InitialConditionsDirectory
: string
The location to write the output. In addition,
the zeldovich code will use this for the swap space for the block transpose.
This will generate files of the name zeldovich.%d.%d
, which should be automatically
deleted after the code has finished.
InitialRedshift
: double
The output redshift. This is only used for determining rescaling amplitude, and for f_NL; i.e. this option has no effect if neither ZD_qPLT_rescale
nor ZD_f_NL
are set.
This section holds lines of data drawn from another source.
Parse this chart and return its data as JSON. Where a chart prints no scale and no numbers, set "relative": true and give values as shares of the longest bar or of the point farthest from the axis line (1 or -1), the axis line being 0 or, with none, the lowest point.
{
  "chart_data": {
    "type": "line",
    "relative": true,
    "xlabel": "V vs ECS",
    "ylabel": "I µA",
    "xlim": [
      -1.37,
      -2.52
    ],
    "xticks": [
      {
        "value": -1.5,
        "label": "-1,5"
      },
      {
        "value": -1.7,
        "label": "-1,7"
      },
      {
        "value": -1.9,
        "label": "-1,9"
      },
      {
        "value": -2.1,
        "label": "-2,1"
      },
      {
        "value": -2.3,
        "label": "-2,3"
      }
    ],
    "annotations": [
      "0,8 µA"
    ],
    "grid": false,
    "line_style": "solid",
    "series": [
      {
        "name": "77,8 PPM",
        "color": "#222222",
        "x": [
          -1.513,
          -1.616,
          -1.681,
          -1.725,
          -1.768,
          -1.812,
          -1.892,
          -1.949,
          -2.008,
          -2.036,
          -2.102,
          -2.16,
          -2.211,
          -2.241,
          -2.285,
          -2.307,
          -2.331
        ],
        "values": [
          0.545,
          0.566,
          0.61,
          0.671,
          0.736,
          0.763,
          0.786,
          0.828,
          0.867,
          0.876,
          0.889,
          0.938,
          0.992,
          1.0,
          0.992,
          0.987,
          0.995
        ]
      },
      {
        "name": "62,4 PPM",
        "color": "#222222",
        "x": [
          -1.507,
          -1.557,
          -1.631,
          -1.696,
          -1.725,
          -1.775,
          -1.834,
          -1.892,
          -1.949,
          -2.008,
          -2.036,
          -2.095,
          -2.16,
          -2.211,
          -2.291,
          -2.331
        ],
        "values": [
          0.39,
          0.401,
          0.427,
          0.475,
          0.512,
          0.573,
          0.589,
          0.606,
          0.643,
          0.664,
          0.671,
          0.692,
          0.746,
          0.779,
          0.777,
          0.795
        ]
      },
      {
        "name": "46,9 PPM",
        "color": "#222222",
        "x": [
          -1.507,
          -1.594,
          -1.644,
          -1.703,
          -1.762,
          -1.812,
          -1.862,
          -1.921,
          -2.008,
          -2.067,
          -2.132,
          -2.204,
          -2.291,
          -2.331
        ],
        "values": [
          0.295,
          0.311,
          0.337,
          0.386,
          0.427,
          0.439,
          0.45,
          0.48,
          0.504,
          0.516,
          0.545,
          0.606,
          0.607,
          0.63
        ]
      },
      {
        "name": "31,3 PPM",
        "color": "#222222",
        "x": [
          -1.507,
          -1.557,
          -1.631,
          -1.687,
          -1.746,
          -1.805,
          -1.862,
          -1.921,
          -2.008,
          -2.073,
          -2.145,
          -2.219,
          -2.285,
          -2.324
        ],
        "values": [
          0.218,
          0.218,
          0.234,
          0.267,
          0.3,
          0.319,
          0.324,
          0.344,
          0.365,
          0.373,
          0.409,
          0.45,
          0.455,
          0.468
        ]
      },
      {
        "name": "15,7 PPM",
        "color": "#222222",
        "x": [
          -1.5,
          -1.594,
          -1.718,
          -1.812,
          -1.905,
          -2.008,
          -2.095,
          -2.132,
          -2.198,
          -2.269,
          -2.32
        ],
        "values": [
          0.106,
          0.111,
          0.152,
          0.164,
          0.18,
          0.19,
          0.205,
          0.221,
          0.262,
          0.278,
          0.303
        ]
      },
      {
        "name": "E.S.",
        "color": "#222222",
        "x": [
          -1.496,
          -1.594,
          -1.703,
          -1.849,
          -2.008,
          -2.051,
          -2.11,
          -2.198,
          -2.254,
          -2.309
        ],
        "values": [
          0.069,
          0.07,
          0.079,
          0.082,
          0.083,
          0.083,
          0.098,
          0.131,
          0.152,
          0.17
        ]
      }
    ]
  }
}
This code does not compute growth functions; ZD_Pk_sigma
controls the power spectrum normalization.
ICFormat
: string
Valid options are: RVZel
, RVdoubleZel
, or Zeldovich
.
One should use one the RV
options if ZD_qPLT
is set, because the velocities have been explicitly computed in Fourier space.
All displacements are comoving displacements in the same units as BoxSize
, and the velocities are comoving redshift-space displacements (same units as BoxSize
).
To get to proper velocities from comoving redshift-space displacements, multiply by a*H(z).
The comoving positions of the initial lattice (in unit-box units where the domain is [0,1)) are simply given by
x = i/PPD
y = j/PPD
z = k/PPD
Thus, the global, absolute positions of the particles can be formed by adding the displacements (which this code outputs) to this lattice.
RVZel
Single-precision output of the displacement and velocity, and particle lattice location.
class RVZelParticle {
public:
unsigned short i,j,k;
float displ[3];
float vel[3];
};
RVdoubleZel
Double-precision output of the displacement and velocity, and particle lattice location.
class RVdoubleZelParticle {
public:
unsigned short i,j,k;
double displ[3];
double vel[3];
};
Zeldovich
Double-precision output of the displacement and particle lattice location.
class ZelParticle {
public:
unsigned short i,j,k;
double displ[3];
};
If you use this code, please cite Garrison et al. (2016).